2) Was he a superficial student and thinker?

Baker:
While, he did not in his later years seem to be a great reader of books, yet in early life he had laid the foundations well. As a boy and in his young manhood he was an inquirer and observer. Even as a child he was a lover of books, and later on it became with him a fascination and passion. He read everything of value he could lay his hands on, -- knew every book in his father's library. He read thoughtfully, voraciously, constantly. Night after night, and all the night through, he has told me, he has read until mentally and physically exhausted. Nor did he wish merely to go through a book. He wanted to understand it. He read with a purpose. He was eager to search, to find, to know. His thirst for knowledge was insatiable. . . . He was hungry for facts, for truths, for reasons. He absorbed and assimilated, combined, separated and classified, criticized and compared until he could reach a decision.
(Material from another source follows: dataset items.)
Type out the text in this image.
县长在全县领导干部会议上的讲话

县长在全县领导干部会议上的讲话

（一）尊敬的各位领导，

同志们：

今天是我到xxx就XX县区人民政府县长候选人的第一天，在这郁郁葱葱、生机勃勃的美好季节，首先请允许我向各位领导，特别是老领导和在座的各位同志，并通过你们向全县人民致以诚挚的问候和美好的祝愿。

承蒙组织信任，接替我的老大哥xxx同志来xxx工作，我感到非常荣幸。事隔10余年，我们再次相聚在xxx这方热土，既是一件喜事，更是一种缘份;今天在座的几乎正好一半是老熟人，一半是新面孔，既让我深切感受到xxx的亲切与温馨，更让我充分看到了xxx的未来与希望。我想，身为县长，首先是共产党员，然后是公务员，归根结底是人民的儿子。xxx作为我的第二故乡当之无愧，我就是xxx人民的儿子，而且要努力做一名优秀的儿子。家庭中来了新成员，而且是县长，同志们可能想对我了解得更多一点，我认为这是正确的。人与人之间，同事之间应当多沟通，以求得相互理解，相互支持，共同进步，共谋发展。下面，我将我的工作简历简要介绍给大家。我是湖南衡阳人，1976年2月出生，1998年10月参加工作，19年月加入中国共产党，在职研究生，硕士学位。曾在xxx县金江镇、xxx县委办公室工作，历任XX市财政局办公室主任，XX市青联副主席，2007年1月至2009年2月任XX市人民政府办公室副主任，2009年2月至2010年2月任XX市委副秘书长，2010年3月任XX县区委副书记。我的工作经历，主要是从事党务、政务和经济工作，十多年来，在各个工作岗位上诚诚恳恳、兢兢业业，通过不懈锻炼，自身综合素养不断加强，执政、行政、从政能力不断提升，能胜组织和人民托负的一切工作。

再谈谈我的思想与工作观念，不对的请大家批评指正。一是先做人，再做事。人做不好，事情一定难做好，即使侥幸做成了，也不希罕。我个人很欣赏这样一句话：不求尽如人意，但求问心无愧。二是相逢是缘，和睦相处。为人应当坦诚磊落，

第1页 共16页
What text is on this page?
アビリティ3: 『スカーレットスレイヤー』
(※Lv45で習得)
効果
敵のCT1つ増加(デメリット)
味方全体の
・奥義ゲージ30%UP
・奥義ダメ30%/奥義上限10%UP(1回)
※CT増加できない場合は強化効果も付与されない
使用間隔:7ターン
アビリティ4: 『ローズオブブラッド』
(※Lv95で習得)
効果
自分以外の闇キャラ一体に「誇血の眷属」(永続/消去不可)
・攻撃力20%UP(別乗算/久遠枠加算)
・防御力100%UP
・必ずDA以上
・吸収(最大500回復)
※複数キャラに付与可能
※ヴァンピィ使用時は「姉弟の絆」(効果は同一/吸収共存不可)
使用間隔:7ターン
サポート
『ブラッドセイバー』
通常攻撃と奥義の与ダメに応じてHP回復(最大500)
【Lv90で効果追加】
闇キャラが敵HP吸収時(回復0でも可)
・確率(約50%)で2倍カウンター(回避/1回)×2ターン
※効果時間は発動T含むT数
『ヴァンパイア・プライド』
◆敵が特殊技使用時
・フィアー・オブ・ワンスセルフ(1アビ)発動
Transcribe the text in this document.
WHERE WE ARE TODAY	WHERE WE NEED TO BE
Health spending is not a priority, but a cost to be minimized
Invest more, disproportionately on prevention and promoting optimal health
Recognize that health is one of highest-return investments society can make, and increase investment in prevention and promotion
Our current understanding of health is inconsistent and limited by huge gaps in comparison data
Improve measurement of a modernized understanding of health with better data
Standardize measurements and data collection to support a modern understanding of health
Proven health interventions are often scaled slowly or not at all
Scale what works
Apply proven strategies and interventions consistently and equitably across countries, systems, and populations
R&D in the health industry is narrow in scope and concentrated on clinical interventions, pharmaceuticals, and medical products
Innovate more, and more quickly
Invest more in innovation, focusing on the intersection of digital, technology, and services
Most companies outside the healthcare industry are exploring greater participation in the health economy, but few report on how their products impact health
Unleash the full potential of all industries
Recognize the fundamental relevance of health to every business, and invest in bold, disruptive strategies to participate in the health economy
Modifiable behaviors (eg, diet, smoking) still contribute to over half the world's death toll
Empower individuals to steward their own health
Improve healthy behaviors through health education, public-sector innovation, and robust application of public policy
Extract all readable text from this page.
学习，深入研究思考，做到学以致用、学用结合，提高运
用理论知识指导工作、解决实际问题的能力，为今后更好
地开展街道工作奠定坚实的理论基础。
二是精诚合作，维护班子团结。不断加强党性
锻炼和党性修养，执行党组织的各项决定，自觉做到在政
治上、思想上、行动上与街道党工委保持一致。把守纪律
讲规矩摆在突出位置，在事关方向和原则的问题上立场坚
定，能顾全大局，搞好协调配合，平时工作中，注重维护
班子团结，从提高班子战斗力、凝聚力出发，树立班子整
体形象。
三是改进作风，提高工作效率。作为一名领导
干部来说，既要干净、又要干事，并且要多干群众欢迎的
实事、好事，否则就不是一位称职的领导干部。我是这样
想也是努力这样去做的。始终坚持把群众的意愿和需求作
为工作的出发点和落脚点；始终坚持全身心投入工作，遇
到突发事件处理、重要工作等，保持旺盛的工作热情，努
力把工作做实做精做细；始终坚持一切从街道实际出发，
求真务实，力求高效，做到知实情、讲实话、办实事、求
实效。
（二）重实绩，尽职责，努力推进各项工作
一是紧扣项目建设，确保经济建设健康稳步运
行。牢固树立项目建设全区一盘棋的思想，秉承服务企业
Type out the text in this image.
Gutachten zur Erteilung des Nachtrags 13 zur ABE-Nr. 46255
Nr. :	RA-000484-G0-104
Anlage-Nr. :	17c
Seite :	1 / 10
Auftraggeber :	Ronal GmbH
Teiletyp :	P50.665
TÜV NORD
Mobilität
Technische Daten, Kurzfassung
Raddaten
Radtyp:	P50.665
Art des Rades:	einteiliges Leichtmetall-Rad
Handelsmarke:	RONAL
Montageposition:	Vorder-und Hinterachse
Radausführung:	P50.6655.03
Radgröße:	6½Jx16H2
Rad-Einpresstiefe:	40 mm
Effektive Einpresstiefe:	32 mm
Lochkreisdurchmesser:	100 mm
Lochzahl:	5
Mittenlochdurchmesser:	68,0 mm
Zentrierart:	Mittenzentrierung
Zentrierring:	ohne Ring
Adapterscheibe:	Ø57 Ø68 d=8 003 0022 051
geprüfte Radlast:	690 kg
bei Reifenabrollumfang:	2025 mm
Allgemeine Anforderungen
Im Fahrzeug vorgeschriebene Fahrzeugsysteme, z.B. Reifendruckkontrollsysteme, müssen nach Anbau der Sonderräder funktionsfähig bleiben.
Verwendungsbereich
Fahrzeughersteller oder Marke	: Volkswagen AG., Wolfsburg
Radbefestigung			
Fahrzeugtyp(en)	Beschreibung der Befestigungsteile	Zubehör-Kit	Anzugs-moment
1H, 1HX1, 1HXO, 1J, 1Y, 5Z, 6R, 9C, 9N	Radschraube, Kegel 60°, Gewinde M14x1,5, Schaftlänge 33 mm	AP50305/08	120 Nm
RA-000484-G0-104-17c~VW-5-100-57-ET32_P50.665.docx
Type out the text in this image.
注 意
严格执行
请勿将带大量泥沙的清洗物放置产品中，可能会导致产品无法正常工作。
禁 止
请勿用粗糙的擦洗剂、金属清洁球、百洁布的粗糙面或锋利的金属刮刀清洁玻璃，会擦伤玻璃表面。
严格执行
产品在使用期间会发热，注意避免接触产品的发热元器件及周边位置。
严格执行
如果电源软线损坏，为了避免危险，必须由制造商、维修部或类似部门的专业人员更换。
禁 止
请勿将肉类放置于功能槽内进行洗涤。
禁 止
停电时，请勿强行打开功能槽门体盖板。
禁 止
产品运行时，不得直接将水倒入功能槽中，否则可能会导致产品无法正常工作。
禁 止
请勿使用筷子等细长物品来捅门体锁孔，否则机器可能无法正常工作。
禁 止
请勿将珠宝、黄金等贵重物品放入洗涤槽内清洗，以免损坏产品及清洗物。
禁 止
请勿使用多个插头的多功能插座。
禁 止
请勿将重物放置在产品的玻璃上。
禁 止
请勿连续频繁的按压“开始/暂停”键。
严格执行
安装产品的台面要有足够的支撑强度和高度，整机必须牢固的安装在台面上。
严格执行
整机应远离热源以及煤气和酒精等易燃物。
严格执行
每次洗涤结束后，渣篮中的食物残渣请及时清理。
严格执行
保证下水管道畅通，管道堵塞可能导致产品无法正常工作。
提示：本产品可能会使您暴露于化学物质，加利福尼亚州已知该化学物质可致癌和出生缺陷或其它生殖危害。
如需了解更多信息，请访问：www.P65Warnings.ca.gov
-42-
He never left a subject until he thought he understood it.

His memory, as we have noted it in his career as a lawyer, was truly a marvelous gift. Whatever once left its impress on the tablets of his sensitive brain seemed fixed there for all the future, to be retained until recalled. Shakespeare and Burns were so familiar to him that he had them by heart, as we say, and he could and did quote whole scenes and acts almost without an error, as one would read it from the printed page. I have heard him say if most of the plays of the one and poems of the other should be lost of record, he could substantially restore them. And it was the same with countless selections he had acquired from the world's greatest thinkers and writers.

3) "The Great Agnostic knew he was out of his depth in a learned exchange of ideas and therefore steadfastly refused to debate anyone."

I guess that depends on what you mean by debate. Person to Person on a stage, I have no information. But, in print, where histrionics has no play and every statement is subject to careful analysis by thousands, possibly including some first rate minds, your claim is simply an error.

He took on: Jeremiah H. Black, former Chief Justice of the United States, in a famous many-pages debate. Ingersoll says of that "debate":

"Several months ago, The North American Review asked me to write an article, saying that it would be published if some one would furnish a reply. I wrote the article that appeared in the August number. . . Not until the article was written did I know who was expected to answer."

He also took on William Ewart Gladstone, double first at Oxford, four-time Prime Minister of England; Cardinal Manning; and dozens of Protestant Doctors of Divinity -- all to seen in
his compete works.

One thing you surely will not doubt: he spoke with the mind "God" gave him -- what else could he, you or any us of ever do? It is His doing.